Students appreciated the candor and practicality of Dong’s advice.

Makayla Kanerviko ’23, a double major in dance science and entrepreneurship, said Dong’s guidance helped her better identify a path toward a career in fitness entrepreneurship.

“She’s very well-accomplished in how she brands herself, and I think that’s really important as to how you put yourself out into the world.
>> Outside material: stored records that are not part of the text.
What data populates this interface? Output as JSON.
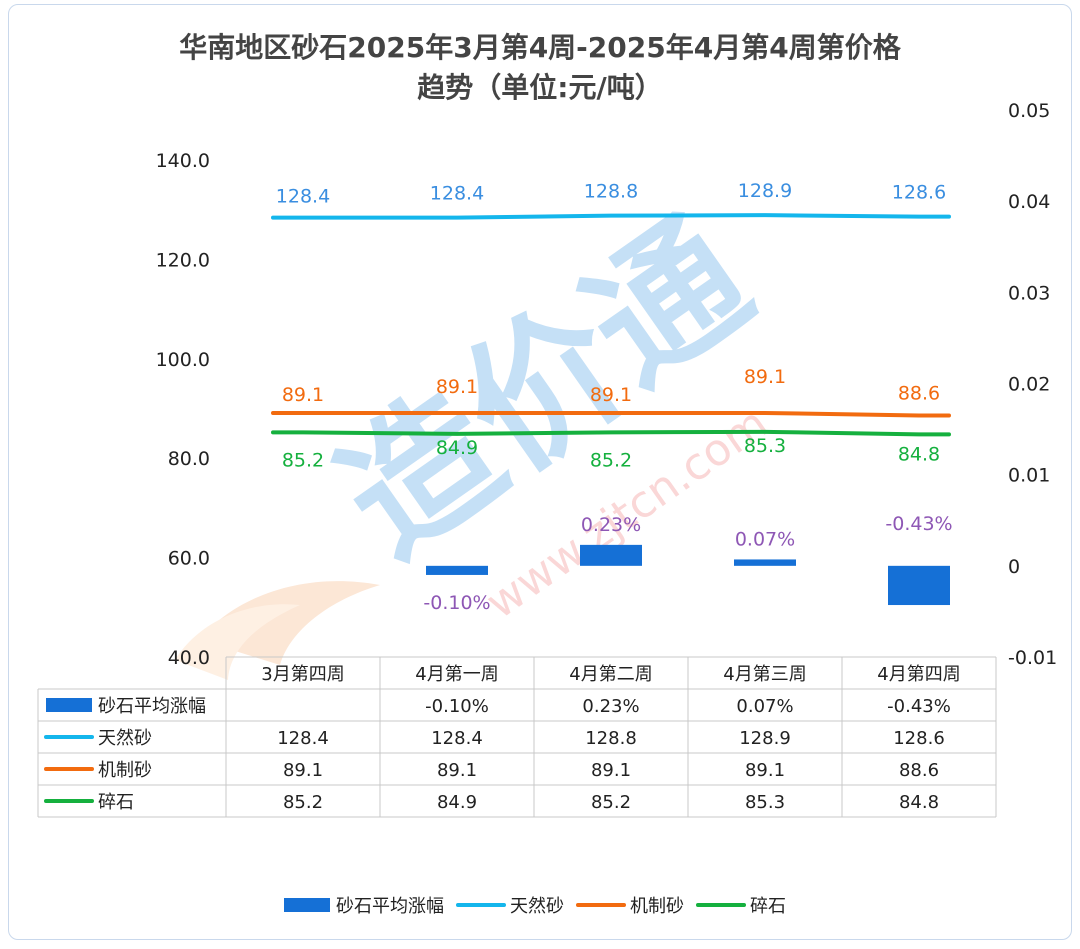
{
  "chart_data": {
    "type": "line",
    "title_line1": "华南地区砂石2025年3月第4周-2025年4月第4周第价格",
    "title_line2": "趋势（单位:元/吨）",
    "categories": [
      "3月第四周",
      "4月第一周",
      "4月第二周",
      "4月第三周",
      "4月第四周"
    ],
    "y_left": {
      "ticks": [
        "140.0",
        "120.0",
        "100.0",
        "80.0",
        "60.0",
        "40.0"
      ],
      "min": 40,
      "max": 140
    },
    "y_right": {
      "ticks": [
        "0.05",
        "0.04",
        "0.03",
        "0.02",
        "0.01",
        "0",
        "-0.01"
      ],
      "min": -0.01,
      "max": 0.05
    },
    "bar_series": {
      "name": "砂石平均涨幅",
      "axis": "right",
      "color": "#1570d6",
      "values": [
        null,
        -0.001,
        0.0023,
        0.0007,
        -0.0043
      ],
      "labels": [
        "",
        "-0.10%",
        "0.23%",
        "0.07%",
        "-0.43%"
      ],
      "label_color": "#8e57b5"
    },
    "series": [
      {
        "name": "天然砂",
        "axis": "left",
        "color": "#14b6ec",
        "label_color": "#3a8ee0",
        "values": [
          128.4,
          128.4,
          128.8,
          128.9,
          128.6
        ],
        "labels": [
          "128.4",
          "128.4",
          "128.8",
          "128.9",
          "128.6"
        ]
      },
      {
        "name": "机制砂",
        "axis": "left",
        "color": "#f26b0f",
        "label_color": "#f26b0f",
        "values": [
          89.1,
          89.1,
          89.1,
          89.1,
          88.6
        ],
        "labels": [
          "89.1",
          "89.1",
          "89.1",
          "89.1",
          "88.6"
        ]
      },
      {
        "name": "碎石",
        "axis": "left",
        "color": "#15b03e",
        "label_color": "#15b03e",
        "values": [
          85.2,
          84.9,
          85.2,
          85.3,
          84.8
        ],
        "labels": [
          "85.2",
          "84.9",
          "85.2",
          "85.3",
          "84.8"
        ]
      }
    ],
    "table": {
      "rows": [
        {
          "name": "砂石平均涨幅",
          "values": [
            "",
            "-0.10%",
            "0.23%",
            "0.07%",
            "-0.43%"
          ]
        },
        {
          "name": "天然砂",
          "values": [
            "128.4",
            "128.4",
            "128.8",
            "128.9",
            "128.6"
          ]
        },
        {
          "name": "机制砂",
          "values": [
            "89.1",
            "89.1",
            "89.1",
            "89.1",
            "88.6"
          ]
        },
        {
          "name": "碎石",
          "values": [
            "85.2",
            "84.9",
            "85.2",
            "85.3",
            "84.8"
          ]
        }
      ]
    },
    "legend": [
      "砂石平均涨幅",
      "天然砂",
      "机制砂",
      "碎石"
    ],
    "grid": false,
    "legend_position": "bottom"
  },
  "watermark": {
    "text": "造价通",
    "url": "www.zjtcn.com"
  }
}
She really covered how to do that today,” Kanerviko said. “I’ve made connections with trainers outside of Elon, and Collette really dove into how important that kind of networking is.”

Three dance students seated on a studio floor, talking
Dance students complete an exercise in Colette Dong’s “Harnessing Your Authenticity to Launch Your Career” session.

Madison Valgardson ’24, a dance science major said Dong’s conditioning master class provided a greater awareness of the connection between the mind and body, while the career-building workshop helped her begin to confront fears about venturing into the world after Elon.

“This workshop was a beautiful reminder to ask myself, ‘Why not go for it and try?’,” Valgardson said. “We often don’t go for things out of fear. I think that’s because we forget that we aren’t going through things alone, we can always have or find a support system. Collette is inspirational because she decided to jump and go for what she wanted.”